You walk home. You have long since stopped taking advantage of your uncle's driver that picks up your cousins from the Academy, and actually, you really enjoy the quiet walk. Normally you change out of your school uniform to keep from being mugged on the way to the mansion, but today it was cold enough to wear a dress coat. Now you just look like any schoolgirl with higher end cloths.
The incident with Tamaki has drifted from your memory because of the frequency of the situation. You don't even grow warm from his "compliments" anymore. True, the first time last year when you had tripped over him you had daydreamed that he would actually be your prince. However, your cousins had made sure that you understood that you were't anything important to Tamaki: he complemented every girl. At first you were quite resistant against this, but when you had ran into him two more times and he said the exact thing as the first time, you accepted the fact that he was simply courteous to everyone, which really meant he didn't care about anyone. Yuko Menmonta was still invisible.
On the walked home you often wondered and pondered over making yourself visible, tangible. Over the weeks and months of your fifth-grade year, or, as the Japanese called it, elementary fifth-year, you struggled against the cold yet courteous shoulder everyone, including your uncle, had given you. You knew that your mother had eloped with an American soldier, leaving all of her family behind, but you never knew how much your mother's side of the family saw that as abandonment. When your parents had died, your uncle was the only one of your living relatives that "welcomed" you into his home. From the moment that you had unpacked your things in you new room, which really to you looked more like a living room, he had come in and told you exactly what he thought of your mothers actions. He told you that he would try to make your life easier after your trauma and give you every privilege of his own children, but you would do well to act like a reasonable human being. "Unlike your parents," was a subtext that you had sensed at the end of that speech.
Your uncle had told you the truth when he said that he would give you every opportunity, but it was always given with a sense of obligation, never love. He would praise his own daughters whenever he could but you had to ask for that same praise. For a few months your first year in middle school you tried to act out, to demand for love, but you soon found that they would treat you the same. Never a harsh word, but always out of obligation. So then you quite your outburst and instead in-bursted, drawing everything in and becoming silent. You soon found peace with your invisibility.
School was not any different from your so-called home. Shima and Mim, your cousins, had already told everyone about the black sheep of the family, imposing on their home and toys, and dividing their fathers attention. The children would treat you with tolerance because of their up-bringing. You made no friends.

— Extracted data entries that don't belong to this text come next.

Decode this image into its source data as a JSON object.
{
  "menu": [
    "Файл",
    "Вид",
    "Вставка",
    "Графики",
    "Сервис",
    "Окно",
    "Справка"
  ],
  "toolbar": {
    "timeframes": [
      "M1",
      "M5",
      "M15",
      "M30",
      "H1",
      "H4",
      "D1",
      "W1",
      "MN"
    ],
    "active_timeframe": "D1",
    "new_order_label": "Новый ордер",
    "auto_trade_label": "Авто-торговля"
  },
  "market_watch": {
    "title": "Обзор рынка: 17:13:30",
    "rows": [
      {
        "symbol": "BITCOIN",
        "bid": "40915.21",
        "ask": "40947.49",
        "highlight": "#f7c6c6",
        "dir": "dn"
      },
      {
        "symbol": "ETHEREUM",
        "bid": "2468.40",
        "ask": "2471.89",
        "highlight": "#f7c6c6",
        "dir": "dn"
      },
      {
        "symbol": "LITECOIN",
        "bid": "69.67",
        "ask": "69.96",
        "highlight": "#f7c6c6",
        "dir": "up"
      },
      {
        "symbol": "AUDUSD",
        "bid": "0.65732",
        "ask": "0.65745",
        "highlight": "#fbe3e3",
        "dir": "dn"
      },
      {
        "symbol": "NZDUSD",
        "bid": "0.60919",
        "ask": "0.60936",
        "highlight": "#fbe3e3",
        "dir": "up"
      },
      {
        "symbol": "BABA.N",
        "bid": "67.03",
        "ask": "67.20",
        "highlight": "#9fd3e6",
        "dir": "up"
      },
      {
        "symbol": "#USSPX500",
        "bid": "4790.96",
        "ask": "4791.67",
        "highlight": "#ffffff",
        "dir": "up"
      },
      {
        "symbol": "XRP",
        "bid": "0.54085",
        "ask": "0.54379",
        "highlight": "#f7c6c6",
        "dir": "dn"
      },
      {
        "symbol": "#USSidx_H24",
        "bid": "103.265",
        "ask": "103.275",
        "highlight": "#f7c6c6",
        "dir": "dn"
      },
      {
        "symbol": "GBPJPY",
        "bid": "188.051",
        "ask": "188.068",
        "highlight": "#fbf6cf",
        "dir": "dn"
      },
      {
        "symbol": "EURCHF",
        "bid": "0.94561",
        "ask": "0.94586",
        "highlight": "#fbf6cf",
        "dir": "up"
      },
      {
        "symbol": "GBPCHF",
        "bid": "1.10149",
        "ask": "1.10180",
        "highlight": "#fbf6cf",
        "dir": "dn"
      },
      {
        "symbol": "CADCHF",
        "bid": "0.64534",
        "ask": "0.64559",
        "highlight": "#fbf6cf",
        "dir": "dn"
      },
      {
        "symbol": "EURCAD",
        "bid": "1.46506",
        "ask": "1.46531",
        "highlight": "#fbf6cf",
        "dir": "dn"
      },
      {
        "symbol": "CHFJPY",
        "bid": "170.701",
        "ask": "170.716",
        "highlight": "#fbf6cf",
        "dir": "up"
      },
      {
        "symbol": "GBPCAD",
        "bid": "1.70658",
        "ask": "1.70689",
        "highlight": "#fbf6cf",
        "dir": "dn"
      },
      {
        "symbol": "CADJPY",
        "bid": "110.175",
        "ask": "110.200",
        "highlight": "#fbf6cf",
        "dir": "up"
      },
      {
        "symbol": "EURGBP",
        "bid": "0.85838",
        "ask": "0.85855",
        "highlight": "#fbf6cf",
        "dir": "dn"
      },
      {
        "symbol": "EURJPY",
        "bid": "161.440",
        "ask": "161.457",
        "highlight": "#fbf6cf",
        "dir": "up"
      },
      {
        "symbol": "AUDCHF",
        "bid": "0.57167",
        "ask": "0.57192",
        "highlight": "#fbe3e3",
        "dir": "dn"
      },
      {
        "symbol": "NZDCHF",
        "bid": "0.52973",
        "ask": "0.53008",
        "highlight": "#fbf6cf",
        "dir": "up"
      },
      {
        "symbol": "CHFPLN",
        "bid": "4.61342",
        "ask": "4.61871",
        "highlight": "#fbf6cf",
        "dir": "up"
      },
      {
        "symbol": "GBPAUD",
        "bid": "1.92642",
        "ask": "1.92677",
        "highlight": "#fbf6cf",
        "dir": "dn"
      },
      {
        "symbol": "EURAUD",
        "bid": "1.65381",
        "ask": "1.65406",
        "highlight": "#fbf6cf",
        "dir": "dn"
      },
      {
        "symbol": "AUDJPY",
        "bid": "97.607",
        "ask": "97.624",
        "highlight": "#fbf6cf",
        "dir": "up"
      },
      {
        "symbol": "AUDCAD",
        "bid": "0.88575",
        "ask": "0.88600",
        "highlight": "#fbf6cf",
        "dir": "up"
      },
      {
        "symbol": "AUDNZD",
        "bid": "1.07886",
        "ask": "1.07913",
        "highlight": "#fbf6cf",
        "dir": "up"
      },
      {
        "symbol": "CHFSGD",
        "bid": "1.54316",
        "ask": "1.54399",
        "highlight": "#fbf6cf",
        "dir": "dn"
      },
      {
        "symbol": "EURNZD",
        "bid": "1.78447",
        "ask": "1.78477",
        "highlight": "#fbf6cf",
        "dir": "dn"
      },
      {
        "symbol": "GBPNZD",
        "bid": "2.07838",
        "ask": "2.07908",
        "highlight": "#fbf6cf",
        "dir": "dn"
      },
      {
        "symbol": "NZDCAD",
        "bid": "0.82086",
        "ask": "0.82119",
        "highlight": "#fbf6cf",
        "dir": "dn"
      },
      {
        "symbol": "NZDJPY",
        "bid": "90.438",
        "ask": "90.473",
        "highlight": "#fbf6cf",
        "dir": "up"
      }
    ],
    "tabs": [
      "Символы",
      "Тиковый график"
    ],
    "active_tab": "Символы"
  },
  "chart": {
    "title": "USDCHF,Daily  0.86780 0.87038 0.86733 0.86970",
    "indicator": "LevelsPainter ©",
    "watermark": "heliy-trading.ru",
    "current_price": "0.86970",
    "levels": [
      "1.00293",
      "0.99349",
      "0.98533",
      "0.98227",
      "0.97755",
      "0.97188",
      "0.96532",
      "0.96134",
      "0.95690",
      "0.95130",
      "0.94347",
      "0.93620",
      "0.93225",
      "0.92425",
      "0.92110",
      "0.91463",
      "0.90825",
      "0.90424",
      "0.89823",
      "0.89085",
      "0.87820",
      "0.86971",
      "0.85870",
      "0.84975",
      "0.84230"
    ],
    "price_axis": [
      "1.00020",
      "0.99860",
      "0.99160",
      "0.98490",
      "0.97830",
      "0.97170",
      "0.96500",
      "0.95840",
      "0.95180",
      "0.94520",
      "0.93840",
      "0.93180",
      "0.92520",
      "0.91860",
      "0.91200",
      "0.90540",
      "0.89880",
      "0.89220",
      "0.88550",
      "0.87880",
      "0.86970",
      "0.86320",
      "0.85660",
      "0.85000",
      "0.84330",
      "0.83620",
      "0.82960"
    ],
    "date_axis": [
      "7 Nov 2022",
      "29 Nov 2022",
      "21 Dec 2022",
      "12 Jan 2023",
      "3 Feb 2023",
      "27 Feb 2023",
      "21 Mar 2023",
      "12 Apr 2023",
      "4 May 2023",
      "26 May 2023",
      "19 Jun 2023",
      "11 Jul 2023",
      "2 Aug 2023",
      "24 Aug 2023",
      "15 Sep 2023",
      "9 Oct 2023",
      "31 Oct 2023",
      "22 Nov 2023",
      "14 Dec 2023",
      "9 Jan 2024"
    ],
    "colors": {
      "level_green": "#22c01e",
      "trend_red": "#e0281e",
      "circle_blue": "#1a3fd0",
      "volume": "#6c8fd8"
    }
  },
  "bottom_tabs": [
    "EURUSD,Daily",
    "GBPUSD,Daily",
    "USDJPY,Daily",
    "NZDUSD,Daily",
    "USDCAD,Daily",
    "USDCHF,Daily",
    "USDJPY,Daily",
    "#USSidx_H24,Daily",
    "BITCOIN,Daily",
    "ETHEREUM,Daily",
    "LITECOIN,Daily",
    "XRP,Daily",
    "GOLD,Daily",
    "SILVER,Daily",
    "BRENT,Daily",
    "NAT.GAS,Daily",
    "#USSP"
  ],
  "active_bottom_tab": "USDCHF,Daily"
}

Eventually to escape from the constant feeling you had of imposing, you asked your uncle to make you a small cottage with all the necessities of a home in the backyard of their grounds. He had complied without even a second thought. Now the right corner of the yard had it's own residence. The front door had a sign posted on the front reading "Yuko's Cave", and that was that. The cabin was practically an apartment -an expensive apartment. The floors were marble, and were carpet was needed it was plush. The living room had a cream colored fur love seat and a plasma T.V with gaming systems. The kitchen was full and looked like a smaller version of a designers kitchen, with a small glass table with two plush seats just on it's outskirts. There was a hallway that led to a master-bedroom, fully modern in décor, with an ill-used vanity in a section of the up-grade bathroom and walk-in closet. The room also contained a state of the art computer with three screens and a laptop for on-the-go reasons, as well as a large study desk with shelves of books on either side. The other side of the hallway contained your art studio, which was practically a large glass-walled room with marble flooring. The windows, of course, had large curtains that could completely block the sun out of the entire room if you so wished. The room was often scattered with art works of various mediums and had a work desk just as messy as the floor. This was the only room which showed any personality. The rest of the house was always properly clean, with a seemingly chalk outline for every item. The art room is the only room in which your conscious is expressed, and no one, ever, entered that room. Occasionally if you should have a kindly servant who actually cared somewhat for you over for a visit you would simply close all the curtains in your art room and lock the doors, then your mind would be cut off from the rest of the world, enshrouded in the comforts and safety of the dark.
On this particular day, when you walk into your house, you realize that there are several pairs of shoes in the cubby with "Shoes here, please" sign above it. And the door to your art studio was open with voices coming from it. Horrified, you run to protect your mind from invasion.